Jeff kept a strong hold on Annabelle, who had been uncharacteristically quiet since they got off the train. “Let’s go find our hotel room,” he said once he was clutching his pack.
They had to take several consecutive pedwalks along the central concourse before they reached the foot of the octagonal tower, which housed the hotel. Their room was on the thirty-third floor, facing northwest, which gave them a superb view out over the city. Annabelle pressed herself to the window, looking down on the Albert Dock and the protestors on the other side. “There’s so many of them,” she said mournfully.
Jeff came over to stand cautiously behind her; he’d never been particularly comfortable with heights. The long drop down to the muddy water below seemed to be weakening his calf muscles. When he looked over her shoulder he could see the protestors had also taken over Beckton Park behind the university campus.
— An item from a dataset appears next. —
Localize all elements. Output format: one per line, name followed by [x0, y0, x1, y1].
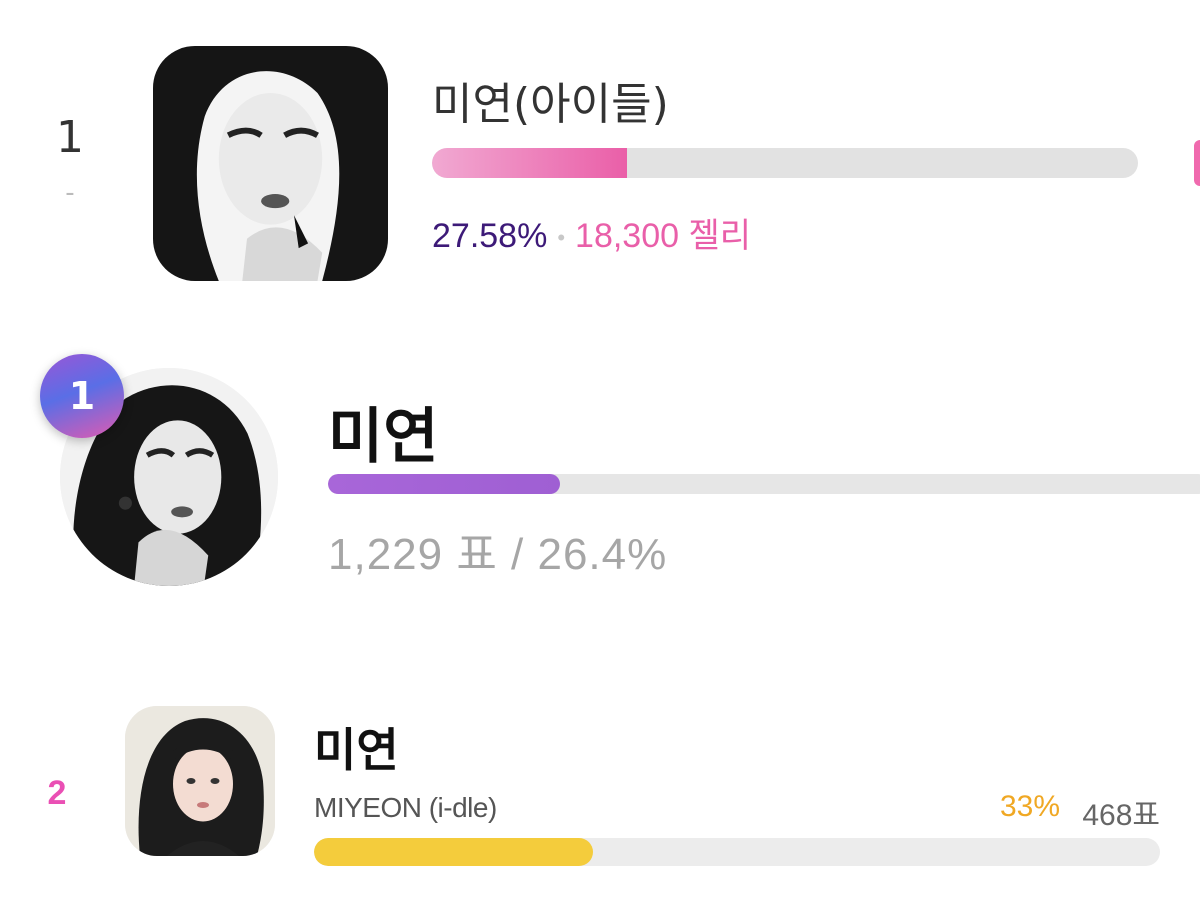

Its grass had been churned away by several thousand campers.
“Couldn’t we just go home?” Annabelle asked. “There’s going to be a riot, I know there will. It’ll be like the Bonn Finance summit again. Lots of people are going to get hurt.”
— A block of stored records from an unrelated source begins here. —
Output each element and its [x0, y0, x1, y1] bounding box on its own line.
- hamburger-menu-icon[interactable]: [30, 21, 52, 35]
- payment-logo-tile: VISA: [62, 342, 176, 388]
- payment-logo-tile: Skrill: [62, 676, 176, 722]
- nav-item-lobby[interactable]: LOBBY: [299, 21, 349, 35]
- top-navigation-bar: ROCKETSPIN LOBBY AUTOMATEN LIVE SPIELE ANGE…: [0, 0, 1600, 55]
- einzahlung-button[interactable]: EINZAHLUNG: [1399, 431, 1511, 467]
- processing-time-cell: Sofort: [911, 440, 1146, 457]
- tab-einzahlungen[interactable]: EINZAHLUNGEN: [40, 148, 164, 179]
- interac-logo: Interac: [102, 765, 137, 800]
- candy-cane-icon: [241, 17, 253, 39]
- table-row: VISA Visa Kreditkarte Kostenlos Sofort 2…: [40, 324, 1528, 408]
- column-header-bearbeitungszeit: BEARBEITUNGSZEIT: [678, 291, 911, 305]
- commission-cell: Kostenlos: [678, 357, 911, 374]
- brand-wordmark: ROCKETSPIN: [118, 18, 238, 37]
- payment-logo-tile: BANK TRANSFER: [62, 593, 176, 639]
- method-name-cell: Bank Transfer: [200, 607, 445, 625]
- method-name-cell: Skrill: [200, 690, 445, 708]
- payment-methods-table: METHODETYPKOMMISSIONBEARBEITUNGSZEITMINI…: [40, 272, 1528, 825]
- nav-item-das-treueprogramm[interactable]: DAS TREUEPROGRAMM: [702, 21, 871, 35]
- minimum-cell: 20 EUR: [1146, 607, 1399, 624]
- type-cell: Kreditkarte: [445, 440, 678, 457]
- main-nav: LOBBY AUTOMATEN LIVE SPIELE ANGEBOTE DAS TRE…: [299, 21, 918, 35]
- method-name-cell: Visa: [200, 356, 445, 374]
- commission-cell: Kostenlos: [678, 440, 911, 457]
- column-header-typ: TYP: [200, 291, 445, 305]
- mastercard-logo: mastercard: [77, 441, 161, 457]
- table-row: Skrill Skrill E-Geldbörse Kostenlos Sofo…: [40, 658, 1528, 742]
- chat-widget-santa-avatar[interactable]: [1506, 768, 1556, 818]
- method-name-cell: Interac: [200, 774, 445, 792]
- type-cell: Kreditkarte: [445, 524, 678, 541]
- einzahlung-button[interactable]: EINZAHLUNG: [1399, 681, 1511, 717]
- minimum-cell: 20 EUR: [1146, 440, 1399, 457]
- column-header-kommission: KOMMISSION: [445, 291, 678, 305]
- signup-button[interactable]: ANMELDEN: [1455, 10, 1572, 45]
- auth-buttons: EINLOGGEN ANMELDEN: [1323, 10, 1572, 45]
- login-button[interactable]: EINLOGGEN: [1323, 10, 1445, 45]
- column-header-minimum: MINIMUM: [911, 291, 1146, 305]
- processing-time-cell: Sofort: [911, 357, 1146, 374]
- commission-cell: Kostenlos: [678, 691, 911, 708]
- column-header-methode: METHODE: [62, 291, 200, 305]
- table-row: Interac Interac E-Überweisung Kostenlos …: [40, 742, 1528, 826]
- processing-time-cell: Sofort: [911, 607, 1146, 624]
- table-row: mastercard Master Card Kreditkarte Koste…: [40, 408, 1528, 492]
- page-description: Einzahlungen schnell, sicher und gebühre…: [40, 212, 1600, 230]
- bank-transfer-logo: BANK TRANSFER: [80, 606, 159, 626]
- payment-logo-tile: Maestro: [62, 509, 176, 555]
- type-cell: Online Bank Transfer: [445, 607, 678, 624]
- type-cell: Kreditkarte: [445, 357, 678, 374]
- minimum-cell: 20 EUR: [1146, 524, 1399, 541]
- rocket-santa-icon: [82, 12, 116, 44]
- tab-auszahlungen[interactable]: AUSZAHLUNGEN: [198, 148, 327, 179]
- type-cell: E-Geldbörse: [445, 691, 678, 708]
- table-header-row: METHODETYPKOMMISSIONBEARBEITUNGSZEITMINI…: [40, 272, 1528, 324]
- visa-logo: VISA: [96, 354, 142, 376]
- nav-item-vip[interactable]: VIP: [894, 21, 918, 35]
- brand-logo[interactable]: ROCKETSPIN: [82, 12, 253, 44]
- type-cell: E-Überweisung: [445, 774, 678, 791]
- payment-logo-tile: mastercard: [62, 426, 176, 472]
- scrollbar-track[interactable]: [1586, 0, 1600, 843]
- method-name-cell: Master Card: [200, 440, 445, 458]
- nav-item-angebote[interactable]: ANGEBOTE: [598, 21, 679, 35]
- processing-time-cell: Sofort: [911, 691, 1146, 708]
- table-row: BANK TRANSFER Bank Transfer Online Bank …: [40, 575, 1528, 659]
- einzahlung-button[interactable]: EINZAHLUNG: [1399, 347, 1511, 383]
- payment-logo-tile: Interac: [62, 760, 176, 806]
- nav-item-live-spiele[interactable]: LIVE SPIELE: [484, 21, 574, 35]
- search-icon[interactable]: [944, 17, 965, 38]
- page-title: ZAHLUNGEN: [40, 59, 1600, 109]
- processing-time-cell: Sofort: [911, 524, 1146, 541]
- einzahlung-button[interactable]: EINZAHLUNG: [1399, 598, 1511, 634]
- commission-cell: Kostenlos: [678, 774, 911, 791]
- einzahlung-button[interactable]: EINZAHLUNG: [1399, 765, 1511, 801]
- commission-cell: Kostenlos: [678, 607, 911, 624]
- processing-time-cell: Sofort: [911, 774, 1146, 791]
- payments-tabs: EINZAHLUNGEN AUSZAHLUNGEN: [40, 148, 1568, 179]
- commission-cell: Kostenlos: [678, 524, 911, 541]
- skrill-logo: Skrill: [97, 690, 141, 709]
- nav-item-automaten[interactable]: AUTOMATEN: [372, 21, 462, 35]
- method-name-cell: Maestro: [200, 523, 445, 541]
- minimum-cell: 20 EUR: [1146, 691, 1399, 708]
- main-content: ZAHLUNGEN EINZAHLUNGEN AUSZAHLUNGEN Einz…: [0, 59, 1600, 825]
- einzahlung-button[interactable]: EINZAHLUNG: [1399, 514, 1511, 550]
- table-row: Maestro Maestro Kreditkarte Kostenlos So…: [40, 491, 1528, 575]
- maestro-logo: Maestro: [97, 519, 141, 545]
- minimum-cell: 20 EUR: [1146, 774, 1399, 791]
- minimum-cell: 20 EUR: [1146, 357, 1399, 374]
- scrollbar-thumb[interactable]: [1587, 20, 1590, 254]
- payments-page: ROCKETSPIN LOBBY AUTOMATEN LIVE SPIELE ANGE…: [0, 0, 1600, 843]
“If we give in and go home, then that means they’ve won. We’ll be quite safe in the Centre. Those police boys down there know what they’re doing; they’ve had a lot of experience dealing with crowds like this.”
“I thought you didn’t approve of the European Parliament and the Commission.”
“Of course I don’t. It’s a bureaucratic nightmare that needs total reform, or abolishing altogether. The protestors are quite right, it’s completely antidemocratic. But that doesn’t give them the right to intimidate people into adopting their agenda.”
Annabelle gave the protestors a sad moue. “This is the only way people have left to object today. The Commission doesn’t allow any democratic opposition. We’ll never be given a referendum to ask us if we want to withdraw from the Union.”
“Are you a Separatist?” he asked in surprise.
“Isn’t everyone?”
“I don’t know. Are they?”
“Everyone at school is. Europe is so oppressive. We haven’t got any of the freedoms your generation had.”